A  shale gas development staging area in Pennsylvania's Tiadaghton State Forest

By Paula Piatt

To walk the state forests and state parks in Pennsylvania gives you little indication of what lies beneath. A mile below those headwater streams and wild game habitat, the Marcellus Shale is a prize to be tapped.

But walking the state forest and state parks in Pennsylvania, you also get the sense of Penn’s Woods – those natural, untouched portions of the commonwealth that can’t simply be “rehabilitated” once the damage is done.

With the signing of his executive order on Thursday to protect our state forest and park lands, Pa. Gov. Tom Wolf recognized the value in what sportsmen and women have known all along – Pennsylvania’s 2.2 million acres of state forest and another 283,000 acres of parks, are a prized part of our heritage and need to be protected for future generations.

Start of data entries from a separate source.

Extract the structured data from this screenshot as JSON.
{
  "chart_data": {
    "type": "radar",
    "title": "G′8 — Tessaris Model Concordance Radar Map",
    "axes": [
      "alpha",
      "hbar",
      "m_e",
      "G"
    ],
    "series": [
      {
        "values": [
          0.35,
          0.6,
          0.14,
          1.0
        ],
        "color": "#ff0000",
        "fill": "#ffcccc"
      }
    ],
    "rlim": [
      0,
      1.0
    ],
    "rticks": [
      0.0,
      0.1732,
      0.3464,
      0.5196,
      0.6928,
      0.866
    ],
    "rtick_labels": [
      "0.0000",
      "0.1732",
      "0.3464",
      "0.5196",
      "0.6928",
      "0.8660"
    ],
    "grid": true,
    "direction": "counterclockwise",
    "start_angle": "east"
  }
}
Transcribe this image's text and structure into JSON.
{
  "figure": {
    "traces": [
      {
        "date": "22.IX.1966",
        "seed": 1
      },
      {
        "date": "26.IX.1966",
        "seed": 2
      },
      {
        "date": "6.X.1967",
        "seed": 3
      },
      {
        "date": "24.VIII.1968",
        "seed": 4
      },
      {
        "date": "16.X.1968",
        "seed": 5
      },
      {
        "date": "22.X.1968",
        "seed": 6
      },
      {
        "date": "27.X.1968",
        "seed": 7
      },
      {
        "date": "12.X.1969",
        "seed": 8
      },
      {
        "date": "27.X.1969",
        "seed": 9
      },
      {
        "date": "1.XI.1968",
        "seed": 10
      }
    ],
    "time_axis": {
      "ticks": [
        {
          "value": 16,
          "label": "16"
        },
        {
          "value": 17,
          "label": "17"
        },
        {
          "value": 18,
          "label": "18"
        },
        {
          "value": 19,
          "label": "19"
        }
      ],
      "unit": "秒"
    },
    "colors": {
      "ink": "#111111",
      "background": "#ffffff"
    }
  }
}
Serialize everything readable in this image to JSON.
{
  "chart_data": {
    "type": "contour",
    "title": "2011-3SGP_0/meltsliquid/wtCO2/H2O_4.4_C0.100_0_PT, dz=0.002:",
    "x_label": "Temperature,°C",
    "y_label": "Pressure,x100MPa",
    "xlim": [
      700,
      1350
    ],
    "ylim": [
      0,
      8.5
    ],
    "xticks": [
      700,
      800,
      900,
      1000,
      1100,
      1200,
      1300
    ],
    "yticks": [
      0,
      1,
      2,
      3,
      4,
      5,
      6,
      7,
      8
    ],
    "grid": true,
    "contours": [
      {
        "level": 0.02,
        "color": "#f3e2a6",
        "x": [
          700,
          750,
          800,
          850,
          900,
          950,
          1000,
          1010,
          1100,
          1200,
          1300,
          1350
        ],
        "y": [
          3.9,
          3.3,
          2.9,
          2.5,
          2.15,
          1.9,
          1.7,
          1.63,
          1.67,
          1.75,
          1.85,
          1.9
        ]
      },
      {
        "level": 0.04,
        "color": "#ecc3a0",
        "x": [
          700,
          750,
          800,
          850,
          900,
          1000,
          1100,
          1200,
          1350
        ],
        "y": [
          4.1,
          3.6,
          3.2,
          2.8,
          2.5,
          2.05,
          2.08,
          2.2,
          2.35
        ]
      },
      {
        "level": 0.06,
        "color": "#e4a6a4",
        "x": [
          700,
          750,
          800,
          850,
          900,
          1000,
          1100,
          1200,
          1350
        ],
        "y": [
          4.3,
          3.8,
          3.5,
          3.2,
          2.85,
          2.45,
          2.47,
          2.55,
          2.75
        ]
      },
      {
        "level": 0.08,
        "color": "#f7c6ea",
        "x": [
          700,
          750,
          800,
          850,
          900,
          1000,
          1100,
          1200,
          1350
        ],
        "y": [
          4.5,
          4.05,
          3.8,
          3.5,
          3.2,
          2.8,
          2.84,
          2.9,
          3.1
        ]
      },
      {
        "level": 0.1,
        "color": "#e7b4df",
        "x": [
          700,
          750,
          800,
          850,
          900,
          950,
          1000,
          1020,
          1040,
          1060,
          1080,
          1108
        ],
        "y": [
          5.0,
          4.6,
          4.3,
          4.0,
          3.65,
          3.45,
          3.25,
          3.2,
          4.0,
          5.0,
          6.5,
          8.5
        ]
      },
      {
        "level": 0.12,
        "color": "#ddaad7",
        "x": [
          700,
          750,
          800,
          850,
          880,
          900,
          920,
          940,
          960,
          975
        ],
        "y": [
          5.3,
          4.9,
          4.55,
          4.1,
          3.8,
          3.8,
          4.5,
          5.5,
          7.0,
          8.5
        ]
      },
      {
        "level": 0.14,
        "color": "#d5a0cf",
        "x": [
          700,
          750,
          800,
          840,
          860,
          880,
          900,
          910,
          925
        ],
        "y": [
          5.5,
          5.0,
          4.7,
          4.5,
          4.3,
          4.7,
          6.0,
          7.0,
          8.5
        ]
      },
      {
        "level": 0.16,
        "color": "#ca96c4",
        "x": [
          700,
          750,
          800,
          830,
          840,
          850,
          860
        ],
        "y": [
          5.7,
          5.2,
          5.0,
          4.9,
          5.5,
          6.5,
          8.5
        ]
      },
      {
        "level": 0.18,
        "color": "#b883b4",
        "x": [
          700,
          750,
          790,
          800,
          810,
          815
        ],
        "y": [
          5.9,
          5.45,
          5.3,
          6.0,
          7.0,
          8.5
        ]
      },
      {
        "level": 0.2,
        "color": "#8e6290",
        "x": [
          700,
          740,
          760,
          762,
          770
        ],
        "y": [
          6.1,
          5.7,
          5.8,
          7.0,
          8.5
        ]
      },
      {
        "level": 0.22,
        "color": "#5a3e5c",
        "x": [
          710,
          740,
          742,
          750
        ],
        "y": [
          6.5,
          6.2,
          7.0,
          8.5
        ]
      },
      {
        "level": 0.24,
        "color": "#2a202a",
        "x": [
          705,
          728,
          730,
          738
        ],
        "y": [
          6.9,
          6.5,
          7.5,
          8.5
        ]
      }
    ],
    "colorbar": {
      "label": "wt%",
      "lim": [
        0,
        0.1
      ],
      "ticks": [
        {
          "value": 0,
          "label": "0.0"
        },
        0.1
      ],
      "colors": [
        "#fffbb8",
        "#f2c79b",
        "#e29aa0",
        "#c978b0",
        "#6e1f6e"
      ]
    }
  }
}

We applaud the governor for his foresight and the order that will protect the resource.

The executive order, signed by the newly elected governor as a fulfillment of a campaign promise, bans new drilling leases on the state land. It reverses a May 2014 order by then-Governor Tom Corbett that would have opened up state forests and parks to additional leasing.

Wolf signed the order citing a “deep-seated and profound respect” for the state’s parks and forests.

The moratorium, however, doesn’t mean that there won’t be any additional drilling in the state forests and parks. As it stands now, almost half the state forest lands in the Marcellus formation – 700,000 acres – are under some form of lease and today’s executive order will not stop the eventual build-out of wells from those current leases signed in 2008 and 2010. It’s estimated that only about one-third of the potential wells have been drilled, meaning the number of wells could triple before the end of the Marcellus Shale play.

Rest assured that Trout Unlimited is still working in Pennsylvania – and other states throughout the country – to protect coldwater resources and the habitat that surrounds and depends on them.

The moratorium, however, will protect some 800,000 acres of forest not yet under lease from any number of potential impacts – sedimentation and erosion, increased risk of spills, noise and air pollution, and long-term fragmentation of some of the largest tracts and most critical habitat in the state.

With Pennsylvania’s state fish – the native eastern brook trout – struggling to hang on in less than 1 percent of what was its historical home range, it’s important that we protect those areas. Today, Pennsylvania got a little bit closer to doing just that. 

Paula Piatt is TU’s eastern sportsmen organizer, based in Sayre, Pa.